Natalie Weber and co-authors publish a paper on "Variation in Prosodic Structure across Algonquian"

Papers of 55th Algonquian Conference

“Variation in Prosodic Structure across Algonquian” (co-authored by Natalie Weber, Antti Arppe, Ksenia Bogomolets, Andrew Cowell, Rose-Marie Déchaine, Christopher Hammerly, Sarah E. Murray, Katherine Schmirler, and Rachel Vogel) has now been published in the 55th Papers of the Algonquian Conference

Abstract: We report on the motivation, methods, and preliminary findings of a new Algonquian Prosodic Structure Working group (established spring 2022). This group includes researchers of five Algonquian languages—Arapaho, Blackfoot, Cheyenne, Ojibwe, and Plains Cree—with plans to expand to other languages. Our current focus compares phonological generalizations at morpheme edges in order to determine the prosodic structure of each language. By considering related languages with similar morphosyntax, our eventual aim is to determine how the grammar of prosodic structure may vary and how it is constrained.

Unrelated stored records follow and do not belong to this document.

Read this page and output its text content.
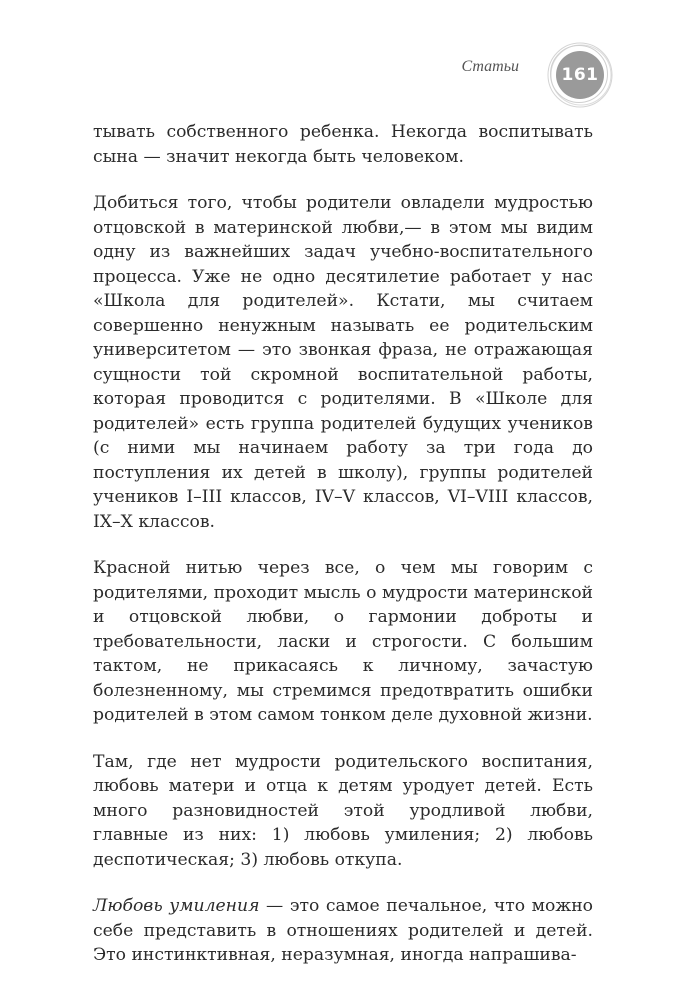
Статьи	161

тывать собственного ребенка. Некогда воспитывать сына — значит некогда быть человеком.

Добиться того, чтобы родители овладели мудростью отцовской в материнской любви,— в этом мы видим одну из важнейших задач учебно-воспитательного процесса. Уже не одно десятилетие работает у нас «Школа для родителей». Кстати, мы считаем совершенно ненужным называть ее родительским университетом — это звонкая фраза, не отражающая сущности той скромной воспитательной работы, которая проводится с родителями. В «Школе для родителей» есть группа родителей будущих учеников (с ними мы начинаем работу за три года до поступления их детей в школу), группы родителей учеников I–III классов, IV–V классов, VI–VIII классов, IX–X классов.

Красной нитью через все, о чем мы говорим с родителями, проходит мысль о мудрости материнской и отцовской любви, о гармонии доброты и требовательности, ласки и строгости. С большим тактом, не прикасаясь к личному, зачастую болезненному, мы стремимся предотвратить ошибки родителей в этом самом тонком деле духовной жизни.

Там, где нет мудрости родительского воспитания, любовь матери и отца к детям уродует детей. Есть много разновидностей этой уродливой любви, главные из них: 1) любовь умиления; 2) любовь деспотическая; 3) любовь откупа.

Любовь умиления — это самое печальное, что можно себе представить в отношениях родителей и детей. Это инстинктивная, неразумная, иногда напрашива-
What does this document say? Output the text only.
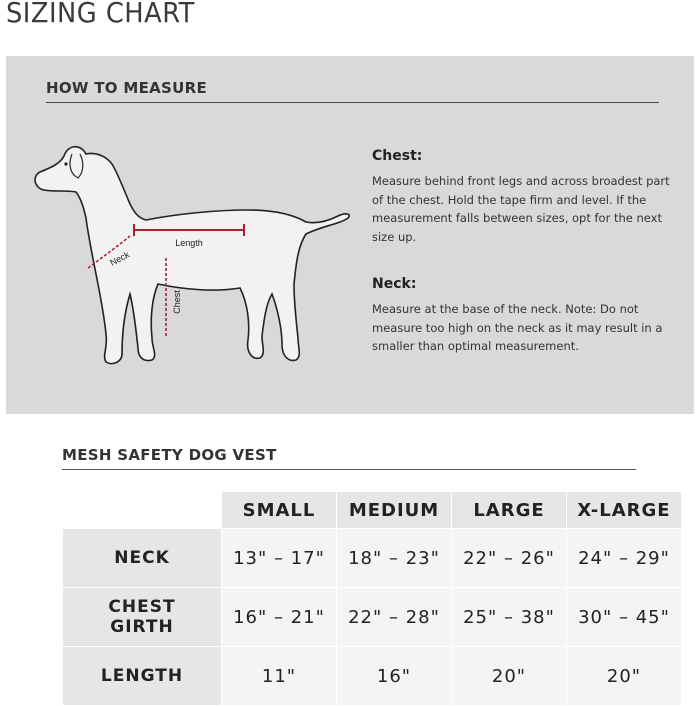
SIZING CHART
HOW TO MEASURE
Length
Neck
Chest
Chest:

Measure behind front legs and across broadest part of the chest. Hold the tape firm and level. If the measurement falls between sizes, opt for the next size up.

Neck:

Measure at the base of the neck. Note: Do not measure too high on the neck as it may result in a smaller than optimal measurement.

MESH SAFETY DOG VEST
	SMALL	MEDIUM	LARGE	X-LARGE
NECK	13" – 17"	18" – 23"	22" – 26"	24" – 29"
CHEST GIRTH	16" – 21"	22" – 28"	25" – 38"	30" – 45"
LENGTH	11"	16"	20"	20"
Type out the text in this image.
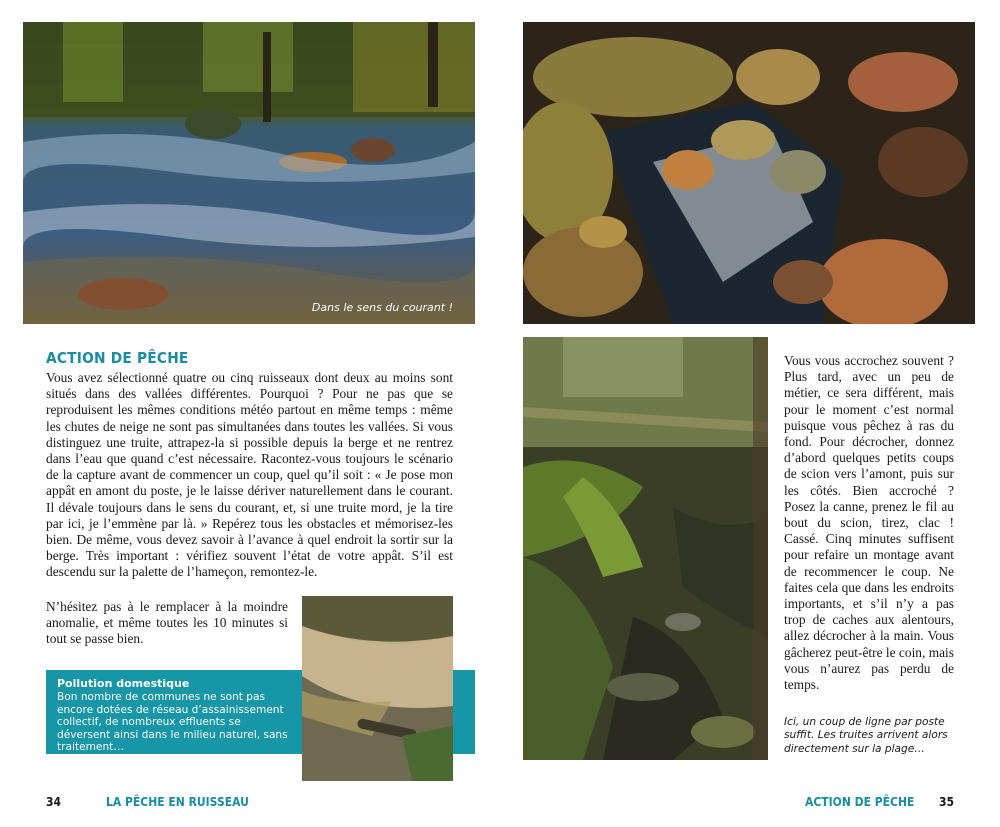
Dans le sens du courant !
ACTION DE PÊCHE

Vous avez sélectionné quatre ou cinq ruisseaux dont deux au moins sont situés dans des vallées différentes. Pourquoi ? Pour ne pas que se reproduisent les mêmes conditions météo partout en même temps : même les chutes de neige ne sont pas simultanées dans toutes les vallées. Si vous distinguez une truite, attrapez-la si possible depuis la berge et ne rentrez dans l’eau que quand c’est nécessaire. Racontez-vous toujours le scénario de la capture avant de commencer un coup, quel qu’il soit : « Je pose mon appât en amont du poste, je le laisse dériver naturellement dans le courant. Il dévale toujours dans le sens du courant, et, si une truite mord, je la tire par ici, je l’emmène par là. » Repérez tous les obstacles et mémorisez-les bien. De même, vous devez savoir à l’avance à quel endroit la sortir sur la berge. Très important : vérifiez souvent l’état de votre appât. S’il est descendu sur la palette de l’hameçon, remontez-le.

N’hésitez pas à le remplacer à la moindre anomalie, et même toutes les 10 minutes si tout se passe bien.

Pollution domestique

Bon nombre de communes ne sont pas encore dotées de réseau d’assainissement collectif, de nombreux effluents se déversent ainsi dans le milieu naturel, sans traitement…

Vous vous accrochez souvent ? Plus tard, avec un peu de métier, ce sera différent, mais pour le moment c’est normal puisque vous pêchez à ras du fond. Pour décrocher, donnez d’abord quelques petits coups de scion vers l’amont, puis sur les côtés. Bien accroché ? Posez la canne, prenez le fil au bout du scion, tirez, clac ! Cassé. Cinq minutes suffisent pour refaire un montage avant de recommencer le coup. Ne faites cela que dans les endroits importants, et s’il n’y a pas trop de caches aux alentours, allez décrocher à la main. Vous gâcherez peut-être le coin, mais vous n’aurez pas perdu de temps.

Ici, un coup de ligne par poste suffit. Les truites arrivent alors directement sur la plage…

34	LA PÊCHE EN RUISSEAU	ACTION DE PÊCHE 35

Our preliminary results show that each of the five languages exhibits different phonological generalizations at the preverb-stem versus initial-final boundaries, even though the specific phonological processes vary across the languages. For languages where phonological descriptions exist, our findings often confirm those descriptions, but sometimes raise possible alternative morphophonological analyses. For other languages our findings are novel. We argue there are at least two possible prosodic structures within Algonquian: preverbs may be parsed as separate prosodic constituents or as prosodic adjuncts.